Board under ‘no external pressure’ over Corrib gas

AN BORD Pleanála was not subjected to any external pressure in relation to the €900 million Corrib Gas project, the head of the authority said yesterday.

Meanwhile, major questions have been raised by the analysis conducted for the Centre for Public Inquiry (CPI) which claims the proposed route of the Corrib gas pipeline is not acceptable on safety grounds because it runs too close to people’s houses.

Claims the pipeline cannot rupture from internal corrosion “need to be seriously challenged and investigated”, according to CPI.

An Bord Pleanála chairman, John O’Connor, said: “The board was not subjected to any external pressure in relation to the Corrib Gas project.”

He was concerned the public might infer from the CPI’s report that the board “might have been less than fully independent in its treatment of appeals relating to this development”.

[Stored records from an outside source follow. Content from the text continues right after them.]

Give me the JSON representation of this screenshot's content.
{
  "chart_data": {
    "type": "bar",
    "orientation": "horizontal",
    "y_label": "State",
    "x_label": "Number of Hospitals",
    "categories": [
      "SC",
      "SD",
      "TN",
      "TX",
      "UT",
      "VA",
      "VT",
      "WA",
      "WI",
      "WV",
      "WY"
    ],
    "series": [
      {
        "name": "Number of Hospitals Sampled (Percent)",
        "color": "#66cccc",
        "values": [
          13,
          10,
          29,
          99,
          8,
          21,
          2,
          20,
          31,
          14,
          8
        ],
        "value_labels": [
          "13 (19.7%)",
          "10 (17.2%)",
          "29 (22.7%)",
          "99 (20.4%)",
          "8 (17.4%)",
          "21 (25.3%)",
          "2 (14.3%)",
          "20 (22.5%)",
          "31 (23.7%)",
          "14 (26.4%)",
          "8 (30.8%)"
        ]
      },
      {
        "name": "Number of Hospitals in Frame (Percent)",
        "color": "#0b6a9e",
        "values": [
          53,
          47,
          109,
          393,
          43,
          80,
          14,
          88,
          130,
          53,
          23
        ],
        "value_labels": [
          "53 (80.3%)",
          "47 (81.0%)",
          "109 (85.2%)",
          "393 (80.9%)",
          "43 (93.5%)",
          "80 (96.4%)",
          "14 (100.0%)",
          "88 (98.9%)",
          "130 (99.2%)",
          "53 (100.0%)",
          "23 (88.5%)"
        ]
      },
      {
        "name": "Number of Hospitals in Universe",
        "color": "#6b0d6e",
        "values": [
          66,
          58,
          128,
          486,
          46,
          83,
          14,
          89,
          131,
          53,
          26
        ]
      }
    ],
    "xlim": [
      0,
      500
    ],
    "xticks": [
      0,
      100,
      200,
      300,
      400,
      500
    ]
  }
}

In April 2003, he reiterated, the board refused permission for a gas terminal and other works at Bellanaboy Bridge, Co Mayo on the basis the integrity of the peat repositories could constitute an unacceptable risk to health and safety and potential water pollution.

“In doing so, the board had regard to an inspector’s report and recommendation to refuse permission,” Mr O’Connor said.

In October 2004, the board granted permission for a new application for a gas terminal at Bellanaboy Bridge. In doing so it again had regard to an inspector’s report and recommendation to grant permission.

In June 2003 the Irish Offshore Operators’ Association (IOOA) requested, by letter, a meeting with the board. The board, by letter dated July 2003, informed the IOOA that a meeting would be arranged for that September. The meeting was recorded in the board’s annual report for 2003.

Mr O’Connor said: “As is evident from the foregoing, it is entirely wrong to make any connection between the Taoiseach’s meeting with Shell representatives on September 19, 2003 and the board’s meeting with the IOOA which was arranged the preceding July. It is also wrong to infer the board’s meeting with the IOOA entailed special treatment for this application.”

Meanwhile, Andy Pyle, Managing Director Shell E&P Ireland (SEPIIL) said: “The suggestion contained in the CPI’s report that SEPIL’s planning application for the gas processing terminal in Ballanaboy was in some way fast-tracked by An Bord Pleanála is simply not credible. The planning process for the proposed gas terminal took in total four years from initial application to final consent. It has been through the most exhaustive and lengthy public consultation and regulatory process and the final project design was fully endorsed by the relevant authorities.”

SEPIL “has at all times conducted its relationships with all statutory and regulatory authorities in an appropriate and ethical manner. SEPIL strongly denies the allegation it was granted unusual access to government bodies,” he said.